Он не хотел этого разговора. После неоднозначной и все еще непонятной ему ситуации при покупке квартиры — точно нет. Но Аня точно знала. Они же с Адель сдружились.
— Саша ничего ей, — у него не поворачивается язык даже произнести имя Вегеры, — не делал. Но дружок ее нового парня заявился и просто, блять, выбил ему зубы. Мы только из больницы.
Было кроваво. И стремно.
— Вы вините не того, Ань, — глухо говорит Олег. — И это уже переходит все грани. Тебе самой-то норм?
Круппова тупо замирает на месте, недоверчиво глядя на него исподлобья. То есть вместо того, чтобы поинтересоваться ее состоянием его волнует ублюдочный старший брат? Он не понял, что сделал ей больно, не извинился, а теперь наезжает с порога за какие-то невнятные вещи, насчет которых она даже не была в курсе. Да, Букер спрашивал у нее адрес, но о дальнейших событиях она понятия не имеет.
— Во-первых, — ее голос звучит совсем сломленно. — Я впервые слышу об этом.
Но самое смешное, что Ане Сашу не жаль. Она даже притворяться не станет.
— Во-вторых, он ее ударил, — напоминает Аня. — Этого мало? Он заявился к ней домой без разрешения. Оскорблял. И ударил так, что у нее до сих пор гематома рассасывается. Тебе самому-то норм?
Ее трясет. Натурально так. Визажистка старалась зря — нервы Ани сейчас напоминали мыльный пузырь, иглой для которого стал жестокий тон Олега. Слезы не заставляют себя ждать. Круппова спешит отвернуться, чтобы не показывать своей боли, но предательский всхлип все равно палит всю контору. Она задыхается.
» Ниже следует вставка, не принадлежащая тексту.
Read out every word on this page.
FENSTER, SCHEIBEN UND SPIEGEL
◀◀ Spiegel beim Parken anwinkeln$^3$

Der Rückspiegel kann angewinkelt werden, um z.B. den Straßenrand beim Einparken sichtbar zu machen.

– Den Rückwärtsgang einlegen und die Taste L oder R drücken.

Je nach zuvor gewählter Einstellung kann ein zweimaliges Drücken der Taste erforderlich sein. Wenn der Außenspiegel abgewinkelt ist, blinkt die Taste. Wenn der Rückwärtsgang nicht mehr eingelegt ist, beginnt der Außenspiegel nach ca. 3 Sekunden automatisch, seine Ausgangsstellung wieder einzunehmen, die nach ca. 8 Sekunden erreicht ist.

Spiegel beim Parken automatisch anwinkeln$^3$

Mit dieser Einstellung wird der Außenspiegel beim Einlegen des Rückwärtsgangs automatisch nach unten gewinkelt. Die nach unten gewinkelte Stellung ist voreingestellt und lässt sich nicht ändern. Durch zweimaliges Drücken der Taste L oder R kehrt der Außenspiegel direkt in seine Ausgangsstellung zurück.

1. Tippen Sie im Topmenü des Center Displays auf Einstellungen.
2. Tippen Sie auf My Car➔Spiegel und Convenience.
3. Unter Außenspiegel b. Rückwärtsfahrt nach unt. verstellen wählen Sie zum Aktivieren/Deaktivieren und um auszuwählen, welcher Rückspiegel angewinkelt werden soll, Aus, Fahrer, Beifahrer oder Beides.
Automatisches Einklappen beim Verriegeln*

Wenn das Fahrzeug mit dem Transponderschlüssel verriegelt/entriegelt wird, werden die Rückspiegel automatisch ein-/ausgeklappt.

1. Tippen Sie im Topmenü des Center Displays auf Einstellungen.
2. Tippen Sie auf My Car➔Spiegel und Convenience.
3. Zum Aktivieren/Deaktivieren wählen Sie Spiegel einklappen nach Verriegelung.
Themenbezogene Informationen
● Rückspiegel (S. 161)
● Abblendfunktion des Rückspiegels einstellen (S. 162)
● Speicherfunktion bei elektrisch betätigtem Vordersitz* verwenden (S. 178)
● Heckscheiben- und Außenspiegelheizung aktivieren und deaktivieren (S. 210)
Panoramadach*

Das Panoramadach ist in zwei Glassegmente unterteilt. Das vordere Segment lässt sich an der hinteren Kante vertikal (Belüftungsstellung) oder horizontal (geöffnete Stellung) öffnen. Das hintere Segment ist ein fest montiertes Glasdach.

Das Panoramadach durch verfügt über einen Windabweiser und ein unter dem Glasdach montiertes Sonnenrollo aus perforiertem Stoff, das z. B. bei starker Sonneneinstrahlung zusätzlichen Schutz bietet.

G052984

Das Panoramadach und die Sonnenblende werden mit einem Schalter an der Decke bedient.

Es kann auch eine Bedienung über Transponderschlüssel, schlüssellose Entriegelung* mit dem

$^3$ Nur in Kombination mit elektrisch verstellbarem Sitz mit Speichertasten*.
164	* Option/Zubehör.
Поэтому, порывисто обернувшись обратно, Аня надрывно выдает:
— Ты обещал. Ты, блять, обещал не делать мне больно. Но ты даже не подумал о моих чувствах тогда, с этой твоей блядской риэлторшей. Не вспомнил, что меня уже предавали, — а теперь выяснилось, что нет. — Не подумал, что это неприятно, что это больная тема. А теперь ты просто… просто… Наезжаешь на меня с порога? Я не…
Я не вижу того человека, в которого думала, что влюбилась.
Тишина становится максимально напряженной. Не то что бы до этого при нем не плакали девушки. И не то что бы Олег женских слез боялся — наоборот, обычно успокаивать бросался сразу. Но именно Анины заставляют замереть, тупо хлопая глазами, не сразу поверив в то, что реально их видит. Прекрасная, сильная ведьма вдруг плачет при нем.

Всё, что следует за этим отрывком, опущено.